Discuter du bien-fondé de la réforme tarifaire ne doit pas nous faire prendre la partie pour le tout. Au-delà des débats réels auxquels se livrent des gestionnaires d'établissements légitimement inquiets de subir une baisse de leurs dotations budgétaires, la détresse actuellement exprimée par le secteur de la prise en charge des personnes âgées dépendantes excède les seules modalités de son financement.
Il n'est aujourd'hui plus possible de reporter la réforme d'ensemble du modèle de ressources humaines en Ehpad appelée par le secteur. Le manque de personnel, la difficulté des tâches, l'ambiguïté des liens de l'hébergement en établissement avec la prise en charge sanitaire sont autant de signaux qui requièrent une clarification nécessaire des missions des acteurs et du secteur de façon plus général.

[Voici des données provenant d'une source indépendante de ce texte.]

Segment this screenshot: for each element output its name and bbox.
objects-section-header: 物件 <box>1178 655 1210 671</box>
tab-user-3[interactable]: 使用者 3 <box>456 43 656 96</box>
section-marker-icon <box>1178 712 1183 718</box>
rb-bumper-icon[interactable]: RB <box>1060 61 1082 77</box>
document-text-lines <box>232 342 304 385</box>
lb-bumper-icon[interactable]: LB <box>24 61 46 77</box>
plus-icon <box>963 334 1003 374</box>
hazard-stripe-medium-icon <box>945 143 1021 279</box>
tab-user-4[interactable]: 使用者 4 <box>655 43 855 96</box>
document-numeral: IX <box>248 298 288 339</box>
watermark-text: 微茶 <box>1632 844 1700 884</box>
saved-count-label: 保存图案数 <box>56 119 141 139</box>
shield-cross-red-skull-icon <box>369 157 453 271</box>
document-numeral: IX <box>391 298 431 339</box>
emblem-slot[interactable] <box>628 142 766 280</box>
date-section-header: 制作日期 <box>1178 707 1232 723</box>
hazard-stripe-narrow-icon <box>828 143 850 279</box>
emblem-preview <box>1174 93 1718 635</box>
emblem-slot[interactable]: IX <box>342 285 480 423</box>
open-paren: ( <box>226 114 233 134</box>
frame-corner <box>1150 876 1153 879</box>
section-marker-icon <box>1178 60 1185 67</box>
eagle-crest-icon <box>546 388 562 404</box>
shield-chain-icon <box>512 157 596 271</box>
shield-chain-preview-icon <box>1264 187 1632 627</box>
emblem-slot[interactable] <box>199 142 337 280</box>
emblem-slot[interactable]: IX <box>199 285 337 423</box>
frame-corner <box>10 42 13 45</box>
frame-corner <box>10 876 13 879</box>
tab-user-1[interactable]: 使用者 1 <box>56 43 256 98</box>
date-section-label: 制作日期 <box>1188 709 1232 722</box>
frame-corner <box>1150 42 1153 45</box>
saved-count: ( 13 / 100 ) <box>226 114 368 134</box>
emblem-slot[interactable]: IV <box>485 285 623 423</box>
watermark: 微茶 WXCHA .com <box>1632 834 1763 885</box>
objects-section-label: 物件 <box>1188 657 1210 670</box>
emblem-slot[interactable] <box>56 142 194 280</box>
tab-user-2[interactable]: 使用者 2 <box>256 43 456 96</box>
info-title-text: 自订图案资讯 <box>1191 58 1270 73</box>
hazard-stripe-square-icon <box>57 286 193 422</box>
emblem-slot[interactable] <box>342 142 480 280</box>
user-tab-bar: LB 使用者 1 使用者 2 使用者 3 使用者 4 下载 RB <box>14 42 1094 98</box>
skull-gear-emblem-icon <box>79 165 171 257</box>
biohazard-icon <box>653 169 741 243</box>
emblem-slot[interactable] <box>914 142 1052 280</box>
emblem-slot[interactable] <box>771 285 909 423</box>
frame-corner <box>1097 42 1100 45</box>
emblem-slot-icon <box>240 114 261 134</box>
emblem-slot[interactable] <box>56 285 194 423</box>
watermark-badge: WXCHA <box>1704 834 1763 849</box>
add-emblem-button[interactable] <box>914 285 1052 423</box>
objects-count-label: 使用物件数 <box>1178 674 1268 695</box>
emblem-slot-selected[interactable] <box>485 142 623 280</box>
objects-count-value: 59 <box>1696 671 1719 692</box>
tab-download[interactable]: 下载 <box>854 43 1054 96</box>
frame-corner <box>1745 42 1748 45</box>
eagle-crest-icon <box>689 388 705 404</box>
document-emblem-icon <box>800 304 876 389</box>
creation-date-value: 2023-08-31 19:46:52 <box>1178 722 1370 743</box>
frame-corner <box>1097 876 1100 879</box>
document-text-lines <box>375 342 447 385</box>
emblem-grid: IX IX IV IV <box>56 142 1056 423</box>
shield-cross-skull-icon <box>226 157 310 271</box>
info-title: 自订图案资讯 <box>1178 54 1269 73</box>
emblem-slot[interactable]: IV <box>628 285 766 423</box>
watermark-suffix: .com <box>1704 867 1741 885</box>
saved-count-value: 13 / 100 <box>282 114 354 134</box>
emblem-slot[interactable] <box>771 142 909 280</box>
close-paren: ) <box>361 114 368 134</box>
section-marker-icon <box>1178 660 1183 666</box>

La commission des affaires sociales du Sénat a souhaité s'inscrire dans le prolongement de travaux déjà lancés sur ce sujet. Elle a tenu à apporter des solutions immédiatement exploitables pour répondre à l'urgence de la crise traversée par les Ehpad, mais s'est également penchée sur une réforme plus ambitieuse de la dépendance dont les pouvoirs publics ne peuvent désormais plus faire l'économie.
EXPOSÉ GÉNÉRAL
I. LA TARIFICATION DES EHPAD : UNE FOCALISATION RÉCENTE, UN RISQUE D'OCCULTATION DE PROBLÈMES PLUS PROFONDS
A. UNE STRUCTURE TRIPARTITE DES COÛTS
Les établissements d'hébergement pour personnes âgées dépendantes (Ehpad) remplissent auprès de leur public accueilli une triple mission, qui détermine les modalités de leur financement 1 ( * ) :
- une mission d'hébergement , essentiellement composée de prestations hôtelières, qui reste logiquement à la charge financière de la personne accueillie, avec la possibilité pour le conseil départemental de lui apporter un soutien financier. Dans le cas d'un établissement habilité à recevoir des bénéficiaires de l'aide sociale, le prix de journée versée par la personne ne peut dépasser un certain montant fixé par le conseil départemental ;
- une mission d'accompagnement de la personne dans les actes de la vie quotidienne . Cette mission recouvre plusieurs degrés de mise en oeuvre en fonction du degré d'autonomie de la personne, mesuré à l'aide de la grille autonomie, gérontologie, groupes iso-ressources (Aggir), qui distingue six catégories de dépendance (allant du Gir 1, le plus dépendant, au Gir 6, le plus autonome). La prise en charge financière de la perte d'autonomie peut être assurée par le conseil départemental , via le versement d'une allocation personnalisée à l'autonomie (Apa). Dans le cas des personnes résidant en Ehpad, cette allocation est calculée à partir du Gir moyen pondéré (GMP) des résidents de l'établissement, puis versée directement à l'établissement sous la forme d'un « forfait global relatif à la dépendance » ;
- une mission de soins médicaux . Cette mission se traduit par le versement à l'établissement par l' agence régionale de santé (ARS) d'un « forfait global relatif aux soins ». Ce forfait est alimenté par l'objectif global de dépenses (OGD) géré par la Caisse nationale de solidarité pour l'autonomie (CNSA) et très largement financé par des crédits d'assurance-maladie. Il est déterminé par établissement en tenant compte du « niveau de dépendance moyen et des besoins en soins requis des résidents », synthétisés dans un indicateur original : le Gir moyen pondéré soins (GMPS).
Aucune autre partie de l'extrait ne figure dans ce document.